AI Improves Radiographer Evaluations of Knee Osteoarthritis - EMJ

AI Improves Radiographer Evaluations of Knee Osteoarthritis

1 Mins
Radiology

A COMMERCIALLY available AI algorithm has been shown to improve the performance of junior radiologists when grading knee osteoarthritis (KOA), in a recently published study. Previously, conflicting findings in the literature on the topic have led to concerns about a lack of objectivity in grading KOA, which researchers aimed to address through the use of AI.

The team performed a retrospective observer performance study, in which consecutive standing knee radiographs were collected from patients with suspected KOA across three European centres between April 2019 and May 2022. Each centre recruited four readers across radiology and orthopaedic surgery at in-training and board-certified experience levels. Kellgren-Lawrence (KL) grading (KL-0 = no KOA, KL-4 = severe KOA) on the frontal view was assessed by readers with and without assistance from a commercial AI tool. The majority vote of three musculoskeletal radiology consultants established the reference standard. The ordinal receiver operating characteristic method was used to estimate grading performance. Light kappa was used to estimate interrater agreement, and bootstrapped t statistics were used to compare groups.

In total, 75 studies were included from each centre, making for a total 225 studies (mean patient age, 55 years ± 15 [SD]; 113 female patients). The KL grades were KL-0, 24.0% (n = 54); KL-1, 28.0% (n = 63); KL-2, 21.8% (n = 49); KL-3, 18.7% (n = 42); and KL-4, 7.6% (n = 17). Eleven readers completed their readings. The research team found that three of the six junior readers showed higher KL grading performance with versus without AI assistance (area under the receiver operating characteristic curve, 0.81 ± 0.017 [SEM] vs 0.88 ± 0.011 [P < 0.001]; 0.76 ± 0.018 vs 0.86 ± 0.013 [P < 0.001]; and 0.89 ± 0.011 vs 0.91 ± 0.009 [P = 0.008]).

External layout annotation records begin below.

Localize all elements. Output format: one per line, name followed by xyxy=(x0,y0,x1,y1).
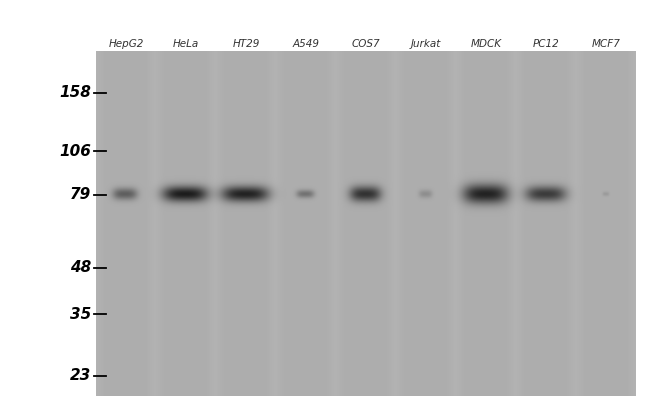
Text: 79: 79 xyxy=(70,187,91,202)
Text: Jurkat: Jurkat xyxy=(411,39,441,49)
Text: 158: 158 xyxy=(59,85,91,100)
Text: 106: 106 xyxy=(59,144,91,159)
Text: 35: 35 xyxy=(70,306,91,321)
Text: MCF7: MCF7 xyxy=(592,39,620,49)
Text: 48: 48 xyxy=(70,260,91,275)
Text: COS7: COS7 xyxy=(352,39,380,49)
Text: MDCK: MDCK xyxy=(471,39,501,49)
Text: PC12: PC12 xyxy=(532,39,559,49)
Text: HeLa: HeLa xyxy=(173,39,200,49)
Text: 23: 23 xyxy=(70,368,91,383)
Text: A549: A549 xyxy=(292,39,320,49)
Text: HT29: HT29 xyxy=(232,39,260,49)
Text: HepG2: HepG2 xyxy=(109,39,144,49)
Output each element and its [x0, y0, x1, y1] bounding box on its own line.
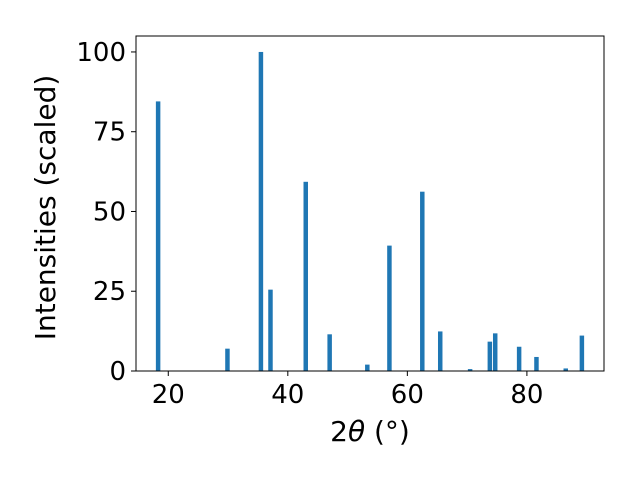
y-tick-label-1: 25: [93, 277, 126, 307]
ticks-layer: 20 40 60 80 0 25 50 75 100: [76, 38, 543, 410]
bar-13: [516, 346, 522, 371]
bar-12: [492, 333, 498, 371]
y-axis-label: Intensities (scaled): [29, 75, 62, 341]
plot-frame: [135, 35, 605, 372]
bar-11: [487, 341, 493, 371]
bar-5: [327, 334, 332, 371]
x-tick-label-3: 80: [510, 380, 543, 410]
x-axis-label-theta: θ: [348, 415, 365, 448]
x-axis-label-main: 2: [330, 415, 348, 448]
y-tick-label-4: 100: [76, 38, 126, 68]
y-tick-label-3: 75: [93, 118, 126, 148]
bar-15: [563, 368, 568, 371]
bar-10: [467, 369, 473, 371]
bar-1: [225, 348, 230, 371]
bar-16: [579, 335, 585, 371]
bar-0: [155, 101, 161, 372]
y-tick-label-2: 50: [93, 197, 126, 227]
x-tick-label-0: 20: [152, 380, 185, 410]
bar-8: [420, 191, 425, 371]
bar-7: [387, 245, 392, 371]
bar-4: [303, 181, 308, 371]
bar-6: [365, 364, 370, 371]
x-tick-label-2: 60: [391, 380, 424, 410]
bar-3: [268, 289, 273, 371]
bars-layer: [155, 51, 585, 372]
bar-9: [437, 331, 443, 371]
x-tick-label-1: 40: [271, 380, 304, 410]
x-axis-label: 2θ (°): [330, 415, 410, 448]
y-tick-label-0: 0: [109, 357, 126, 387]
x-axis-label-unit: (°): [365, 415, 410, 448]
bar-2: [258, 51, 264, 371]
bar-14: [534, 356, 539, 371]
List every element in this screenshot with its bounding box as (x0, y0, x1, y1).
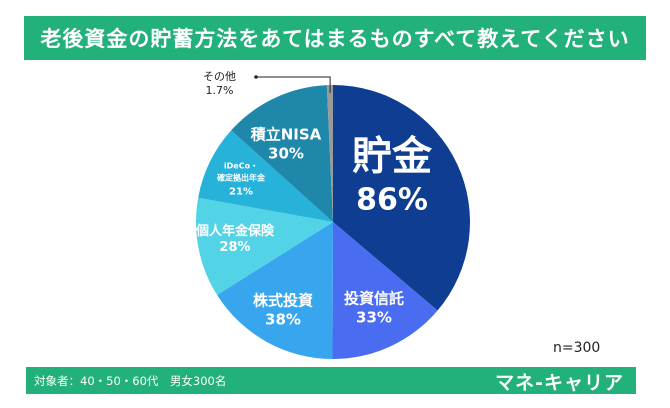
slice-value: 21% (229, 186, 253, 198)
title-bar: 老後資金の貯蓄方法をあてはまるものすべて教えてください (24, 16, 646, 60)
footer-bar: 対象者：40・50・60代 男女300名 マネ-キャリア (26, 367, 636, 394)
label-mutual-funds: 投資信託 33% (344, 289, 404, 327)
slice-value: 28% (219, 240, 251, 255)
pie-slice (198, 130, 333, 222)
label-ideco: iDeCo・ 確定拠出年金 21% (217, 161, 265, 200)
label-pension-insurance: 個人年金保険 28% (196, 224, 274, 257)
other-leader-line (256, 76, 331, 94)
slice-label: 積立NISA (250, 125, 322, 144)
slice-label: 個人年金保険 (195, 223, 275, 239)
brand-logo: マネ-キャリア (495, 372, 624, 394)
footer-note: 対象者：40・50・60代 男女300名 (34, 374, 227, 388)
label-savings: 貯金 86% (352, 131, 432, 219)
slice-label: iDeCo・ (223, 161, 259, 171)
slice-label: 投資信託 (343, 289, 405, 308)
leader-dot (254, 75, 258, 79)
slice-label: 貯金 (352, 133, 432, 180)
pie-slice (217, 222, 333, 359)
sample-size: n=300 (553, 340, 601, 356)
label-other: その他 1.7% (203, 70, 236, 99)
slice-value: 86% (356, 182, 428, 218)
slice-label: 株式投資 (252, 291, 314, 310)
chart-title: 老後資金の貯蓄方法をあてはまるものすべて教えてください (40, 27, 630, 51)
pie-slice (326, 85, 333, 222)
slice-value: 38% (265, 310, 301, 328)
slice-value: 33% (356, 308, 392, 326)
label-nisa: 積立NISA 30% (251, 125, 322, 163)
pie-slice (333, 85, 471, 311)
slice-label: その他 (203, 70, 236, 83)
slice-value: 30% (268, 144, 304, 162)
slice-value: 1.7% (205, 84, 234, 98)
pie-slice (195, 197, 333, 296)
label-stocks: 株式投資 38% (253, 291, 313, 329)
slice-label: 確定拠出年金 (217, 173, 265, 183)
pie-slice (231, 85, 333, 222)
pie-slice (332, 222, 438, 359)
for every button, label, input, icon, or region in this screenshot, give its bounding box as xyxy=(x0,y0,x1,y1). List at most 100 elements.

Interobserver agreement for KL grading among all readers was higher with versus without AI assistance (κ = 0.77 ± 0.018 [SEM] vs 0.85 ± 0.013; P < 0.001). Board-certified radiologists achieved almost perfect agreement for KL grading when assisted by AI (κ = 0.90 ± 0.01), which was higher than that achieved by the reference readers independently (κ = 0.84 ± 0.017; P = 0.01).

Researchers concluded that AI assistance increased junior readers’ radiographic KOA grading performance and increased interobserver agreement for osteoarthritis grading across all readers and experience levels. “AI-assisted grading could enhance patient inclusion consistency in pragmatic randomized clinical trials and will be important as the Kellgren-Lawrence grading system is increasingly used in selecting patient candidacy for knee arthroplasty,” the researchers commented.

 

Victoria Antoniou, EMJ

Reference

Brejnebøl MW et al. Interobserver agreement and performance of concurrent AI assistance for radiographic evaluation of knee osteoarthritis. Radiology. 2024;312(1):e233341.